Own Your Language: A Short Story

The ultimate privacy is not a secret diary, but a language no one else can speak.

Retirement for Reg was meant for quiet solitude, not fame. After decades decoding addresses at the Royal Mail, he found not rest, but a philosophical challenge. Reading about Ludwig Wittgenstein’s “private language argument”—the theory that no language can be truly private to one person—Reg took it as a personal dare. He would prove the philosopher wrong.

His project was Vlungpo, a language designed to be understood by absolutely no one but himself. To ensure its privacy, Reg engineered the language to be exceptionally unattractive. Vlungpo stripped away all familiar linguistic comforts. There were no prefixes or suffixes to suggest meaning, no plural endings, and verbs were spoken backward. It required guttural clicks and Tuvan throat-singing noises. Most rigorously, the meaning of words shifted based on the time of year and the room one stood in. For six years, Reg whispered these complex, discordant sounds in the privacy of his home, successfully refuting Wittgenstein in his own mind.

Then came the accident. A slip on black ice resulted in a severe head injury. When Reg woke in the hospital, the medical staff found him fluent in an unknown tongue, but incapable of English. The “gibberish” baffled world-language experts; Vlungpo was too perfect, too private to be recognized.

Reg’s life changed completely. He moved in with his sister, Lilian, unable to communicate beyond gestures or the words he invented to describe his world. He was trapped in the isolation he had inadvertently perfected. Yet, he held a secret comfort: he had created a language that was truly his alone.

The tragedy—and the twist—arrived three months later, on Christmas Day. Lilian, fighting to connect with her brother, revealed she had spent six months secretly studying the files on Reg’s computer. She had learned Vlungpo. Standing in her living room, she greeted him perfectly: “Sklritv zquwuz!”

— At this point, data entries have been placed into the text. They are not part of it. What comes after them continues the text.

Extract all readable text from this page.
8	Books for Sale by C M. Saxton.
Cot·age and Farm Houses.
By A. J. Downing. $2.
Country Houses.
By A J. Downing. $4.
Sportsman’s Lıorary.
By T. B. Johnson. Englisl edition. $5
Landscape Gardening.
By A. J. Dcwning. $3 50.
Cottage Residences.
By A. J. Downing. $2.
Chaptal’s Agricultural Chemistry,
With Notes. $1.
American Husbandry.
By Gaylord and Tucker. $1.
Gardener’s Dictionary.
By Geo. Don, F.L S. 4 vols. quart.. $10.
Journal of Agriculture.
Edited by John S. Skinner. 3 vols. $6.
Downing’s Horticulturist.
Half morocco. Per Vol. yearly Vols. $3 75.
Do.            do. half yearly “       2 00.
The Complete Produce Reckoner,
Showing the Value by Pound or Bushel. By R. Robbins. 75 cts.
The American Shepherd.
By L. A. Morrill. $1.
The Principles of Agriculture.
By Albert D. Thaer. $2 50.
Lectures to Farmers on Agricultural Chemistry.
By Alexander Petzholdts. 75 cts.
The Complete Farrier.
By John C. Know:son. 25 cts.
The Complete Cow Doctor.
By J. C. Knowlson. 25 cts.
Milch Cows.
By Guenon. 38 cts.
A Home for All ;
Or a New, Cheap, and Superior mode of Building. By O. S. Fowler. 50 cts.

Reg did not smile in triumph. He looked at her in horror and whispered one word in his own language: “Ygytvo”—”Failed.”

In his quest to prove a philosophical theory, Reg created a solitude so profound that even its escape felt like a violation. The story leaves us with a chilling reflection on the human paradox: we crave the safety of our private worlds, yet we wither if no one ever finds a way to reach us within them. Sometimes, the greatest gift is not to be understood, but to be left alone.